La Copa Mundial de Fútbol 2026 se aproxima en un contexto de tensiones políticas y logísticas que podrían afectar su desarrollo. La FIFA, bajo la presidencia de Gianni Infantino, ha otorgado un Premio de la Paz a Donald Trump, en un evento que ha generado controversia. Este galardón se presenta en un momento en que Estados Unidos, uno de los anfitriones del torneo junto a México y Canadá, está inmerso en conflictos diplomáticos, incluyendo tensiones con Irán, cuyo equipo también participará en el Mundial. La situación se complica aún más con el aumento en los precios del combustible, lo que podría impactar en la capacidad de los aficionados para asistir a los partidos, y con la amenaza de políticas migratorias restrictivas que podrían afectar a los visitantes y a las comunidades locales.

Desde la elección de Trump, las relaciones entre Estados Unidos, México y Canadá han sido tensas.

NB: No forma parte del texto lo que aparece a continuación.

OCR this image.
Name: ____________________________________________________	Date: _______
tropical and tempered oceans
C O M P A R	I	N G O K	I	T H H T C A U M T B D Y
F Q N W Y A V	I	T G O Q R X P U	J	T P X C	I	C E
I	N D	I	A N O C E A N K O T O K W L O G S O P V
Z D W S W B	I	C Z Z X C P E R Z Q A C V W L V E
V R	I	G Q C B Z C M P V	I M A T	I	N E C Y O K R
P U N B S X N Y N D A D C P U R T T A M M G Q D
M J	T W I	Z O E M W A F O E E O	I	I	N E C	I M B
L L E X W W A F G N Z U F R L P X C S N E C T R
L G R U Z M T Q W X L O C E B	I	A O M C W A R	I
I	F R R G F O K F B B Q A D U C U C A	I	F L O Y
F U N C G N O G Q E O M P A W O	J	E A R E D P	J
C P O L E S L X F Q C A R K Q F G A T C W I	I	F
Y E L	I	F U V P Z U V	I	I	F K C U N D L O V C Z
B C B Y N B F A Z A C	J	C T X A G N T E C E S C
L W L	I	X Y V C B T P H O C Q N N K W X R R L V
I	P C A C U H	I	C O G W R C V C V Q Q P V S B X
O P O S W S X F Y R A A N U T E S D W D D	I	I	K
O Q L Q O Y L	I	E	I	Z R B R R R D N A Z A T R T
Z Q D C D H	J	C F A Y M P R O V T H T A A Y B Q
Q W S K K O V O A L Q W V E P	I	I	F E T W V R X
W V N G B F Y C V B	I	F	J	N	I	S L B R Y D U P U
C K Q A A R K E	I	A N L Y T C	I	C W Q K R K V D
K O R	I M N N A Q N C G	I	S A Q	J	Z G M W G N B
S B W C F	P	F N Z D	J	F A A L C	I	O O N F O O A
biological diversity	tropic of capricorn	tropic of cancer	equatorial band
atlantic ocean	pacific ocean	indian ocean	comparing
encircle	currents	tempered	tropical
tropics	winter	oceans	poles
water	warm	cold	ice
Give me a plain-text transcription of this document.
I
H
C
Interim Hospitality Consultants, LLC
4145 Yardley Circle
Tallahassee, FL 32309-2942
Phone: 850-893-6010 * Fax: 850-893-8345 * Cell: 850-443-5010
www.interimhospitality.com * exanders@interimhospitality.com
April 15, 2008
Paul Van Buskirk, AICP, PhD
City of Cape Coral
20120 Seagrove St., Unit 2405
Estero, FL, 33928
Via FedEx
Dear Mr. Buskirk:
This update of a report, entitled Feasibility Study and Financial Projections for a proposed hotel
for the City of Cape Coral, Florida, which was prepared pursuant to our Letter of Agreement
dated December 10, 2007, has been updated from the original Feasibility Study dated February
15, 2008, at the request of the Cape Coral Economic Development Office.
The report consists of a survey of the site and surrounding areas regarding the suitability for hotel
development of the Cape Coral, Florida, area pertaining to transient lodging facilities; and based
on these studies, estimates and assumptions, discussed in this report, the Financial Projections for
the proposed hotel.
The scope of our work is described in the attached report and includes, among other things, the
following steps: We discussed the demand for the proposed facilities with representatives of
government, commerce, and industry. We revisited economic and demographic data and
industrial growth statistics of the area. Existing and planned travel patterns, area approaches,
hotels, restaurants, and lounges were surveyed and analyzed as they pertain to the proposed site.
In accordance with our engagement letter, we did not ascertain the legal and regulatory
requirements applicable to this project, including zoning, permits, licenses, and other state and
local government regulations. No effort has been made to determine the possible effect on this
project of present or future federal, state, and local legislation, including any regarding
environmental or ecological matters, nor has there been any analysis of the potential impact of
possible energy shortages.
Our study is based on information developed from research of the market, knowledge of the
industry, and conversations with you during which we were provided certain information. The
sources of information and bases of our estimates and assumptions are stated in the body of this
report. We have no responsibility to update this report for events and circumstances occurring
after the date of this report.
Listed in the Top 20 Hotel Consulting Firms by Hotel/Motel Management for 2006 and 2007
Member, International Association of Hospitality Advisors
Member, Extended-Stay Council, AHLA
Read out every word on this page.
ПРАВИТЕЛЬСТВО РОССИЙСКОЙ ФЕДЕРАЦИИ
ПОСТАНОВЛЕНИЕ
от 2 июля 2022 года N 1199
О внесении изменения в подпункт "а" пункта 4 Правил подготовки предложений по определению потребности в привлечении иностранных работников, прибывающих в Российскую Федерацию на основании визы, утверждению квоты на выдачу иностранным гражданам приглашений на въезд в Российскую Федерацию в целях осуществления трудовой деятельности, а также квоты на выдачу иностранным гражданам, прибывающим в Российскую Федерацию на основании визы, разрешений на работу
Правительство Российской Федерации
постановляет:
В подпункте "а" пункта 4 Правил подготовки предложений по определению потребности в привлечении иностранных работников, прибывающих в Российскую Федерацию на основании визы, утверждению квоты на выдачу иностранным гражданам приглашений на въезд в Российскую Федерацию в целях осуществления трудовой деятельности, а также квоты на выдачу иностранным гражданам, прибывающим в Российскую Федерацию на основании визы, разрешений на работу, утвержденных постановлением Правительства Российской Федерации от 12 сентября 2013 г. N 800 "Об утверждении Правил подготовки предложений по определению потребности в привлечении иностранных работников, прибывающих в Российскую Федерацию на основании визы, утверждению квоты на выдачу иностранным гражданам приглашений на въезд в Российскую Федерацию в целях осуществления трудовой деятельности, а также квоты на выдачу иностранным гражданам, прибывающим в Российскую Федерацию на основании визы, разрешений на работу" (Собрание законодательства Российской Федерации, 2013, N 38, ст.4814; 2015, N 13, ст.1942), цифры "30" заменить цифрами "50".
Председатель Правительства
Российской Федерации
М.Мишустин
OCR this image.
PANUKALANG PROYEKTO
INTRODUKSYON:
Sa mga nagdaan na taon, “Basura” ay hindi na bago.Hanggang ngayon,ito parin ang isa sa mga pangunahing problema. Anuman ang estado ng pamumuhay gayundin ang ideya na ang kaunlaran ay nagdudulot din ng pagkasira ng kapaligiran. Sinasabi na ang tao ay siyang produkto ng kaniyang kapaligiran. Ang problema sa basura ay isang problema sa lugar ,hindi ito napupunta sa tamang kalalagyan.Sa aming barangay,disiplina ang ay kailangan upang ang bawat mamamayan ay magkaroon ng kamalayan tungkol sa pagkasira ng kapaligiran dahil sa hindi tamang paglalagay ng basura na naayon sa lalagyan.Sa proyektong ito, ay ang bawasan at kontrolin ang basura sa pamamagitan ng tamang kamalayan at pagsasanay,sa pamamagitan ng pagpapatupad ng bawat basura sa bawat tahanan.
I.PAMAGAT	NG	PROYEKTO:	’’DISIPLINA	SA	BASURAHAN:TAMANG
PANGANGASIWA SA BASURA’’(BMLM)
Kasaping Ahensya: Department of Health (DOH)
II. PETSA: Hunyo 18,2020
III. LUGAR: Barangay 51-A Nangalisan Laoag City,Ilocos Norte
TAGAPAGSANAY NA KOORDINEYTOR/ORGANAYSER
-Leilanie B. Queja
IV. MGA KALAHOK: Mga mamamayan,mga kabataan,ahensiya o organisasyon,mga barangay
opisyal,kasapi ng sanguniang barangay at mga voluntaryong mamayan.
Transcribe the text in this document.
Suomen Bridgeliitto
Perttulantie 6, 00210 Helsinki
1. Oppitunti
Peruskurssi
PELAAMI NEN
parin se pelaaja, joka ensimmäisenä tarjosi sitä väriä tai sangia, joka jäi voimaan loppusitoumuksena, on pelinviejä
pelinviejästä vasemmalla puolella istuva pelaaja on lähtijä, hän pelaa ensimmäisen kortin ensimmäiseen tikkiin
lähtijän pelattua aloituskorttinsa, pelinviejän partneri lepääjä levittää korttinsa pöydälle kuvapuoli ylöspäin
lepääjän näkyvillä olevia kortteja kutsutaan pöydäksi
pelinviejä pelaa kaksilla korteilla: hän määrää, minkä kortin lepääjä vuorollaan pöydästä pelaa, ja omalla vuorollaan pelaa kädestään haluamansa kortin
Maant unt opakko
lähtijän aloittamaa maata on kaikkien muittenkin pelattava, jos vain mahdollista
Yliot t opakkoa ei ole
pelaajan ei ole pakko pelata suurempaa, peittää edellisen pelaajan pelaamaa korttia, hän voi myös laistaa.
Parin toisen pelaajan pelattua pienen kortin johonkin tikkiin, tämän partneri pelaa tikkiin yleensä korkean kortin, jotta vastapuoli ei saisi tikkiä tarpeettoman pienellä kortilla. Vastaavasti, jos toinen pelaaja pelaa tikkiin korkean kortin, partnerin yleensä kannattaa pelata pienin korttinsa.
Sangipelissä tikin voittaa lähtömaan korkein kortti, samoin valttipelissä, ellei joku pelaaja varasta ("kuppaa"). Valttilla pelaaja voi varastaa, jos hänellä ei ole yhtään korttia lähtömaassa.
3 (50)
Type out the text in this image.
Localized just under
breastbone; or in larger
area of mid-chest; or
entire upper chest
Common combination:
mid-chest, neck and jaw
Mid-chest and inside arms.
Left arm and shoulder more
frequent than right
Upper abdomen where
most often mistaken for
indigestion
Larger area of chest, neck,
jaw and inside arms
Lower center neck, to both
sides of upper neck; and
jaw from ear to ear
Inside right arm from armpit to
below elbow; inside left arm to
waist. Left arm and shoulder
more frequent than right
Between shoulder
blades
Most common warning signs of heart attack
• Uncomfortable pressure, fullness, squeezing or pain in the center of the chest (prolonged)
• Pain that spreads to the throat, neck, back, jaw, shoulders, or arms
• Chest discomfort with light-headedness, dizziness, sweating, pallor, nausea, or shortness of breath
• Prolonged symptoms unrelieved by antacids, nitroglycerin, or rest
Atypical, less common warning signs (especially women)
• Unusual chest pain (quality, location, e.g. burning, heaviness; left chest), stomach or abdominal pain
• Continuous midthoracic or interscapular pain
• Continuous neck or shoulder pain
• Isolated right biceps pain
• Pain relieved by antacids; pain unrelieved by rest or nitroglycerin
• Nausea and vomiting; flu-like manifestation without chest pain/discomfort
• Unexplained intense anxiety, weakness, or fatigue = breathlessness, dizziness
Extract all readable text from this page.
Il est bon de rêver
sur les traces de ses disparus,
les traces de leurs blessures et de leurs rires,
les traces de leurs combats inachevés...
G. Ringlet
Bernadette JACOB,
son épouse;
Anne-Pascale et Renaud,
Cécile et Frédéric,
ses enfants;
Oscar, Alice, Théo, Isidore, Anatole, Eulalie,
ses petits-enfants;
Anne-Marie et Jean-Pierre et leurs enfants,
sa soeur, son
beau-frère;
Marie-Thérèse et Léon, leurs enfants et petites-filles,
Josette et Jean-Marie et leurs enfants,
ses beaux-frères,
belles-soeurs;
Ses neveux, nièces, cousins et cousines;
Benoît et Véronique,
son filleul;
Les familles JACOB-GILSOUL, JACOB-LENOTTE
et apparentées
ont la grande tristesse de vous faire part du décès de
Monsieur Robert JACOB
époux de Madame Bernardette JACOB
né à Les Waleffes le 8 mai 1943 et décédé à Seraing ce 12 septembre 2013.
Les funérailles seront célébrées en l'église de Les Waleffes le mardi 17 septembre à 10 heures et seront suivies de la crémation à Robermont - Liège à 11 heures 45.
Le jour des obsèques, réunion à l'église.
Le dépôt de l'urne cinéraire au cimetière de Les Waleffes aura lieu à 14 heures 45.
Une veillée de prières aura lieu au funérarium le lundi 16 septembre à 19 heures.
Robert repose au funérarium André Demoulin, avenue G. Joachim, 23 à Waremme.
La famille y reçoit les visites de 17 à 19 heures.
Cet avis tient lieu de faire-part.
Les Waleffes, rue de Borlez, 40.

Aunque inicialmente los tres países habían presentado candidaturas separadas para albergar el Mundial, el escándalo de corrupción en la FIFA llevó a una candidatura conjunta. Sin embargo, las relaciones se han deteriorado, con Trump considerando abandonar el acuerdo comercial que regula las relaciones económicas entre estos países. Esto podría resultar en mayores aranceles y complicaciones logísticas que impacten el evento. La fecha límite para renovar este acuerdo es el 1 de julio, justo en medio del torneo, lo que añade presión a las negociaciones.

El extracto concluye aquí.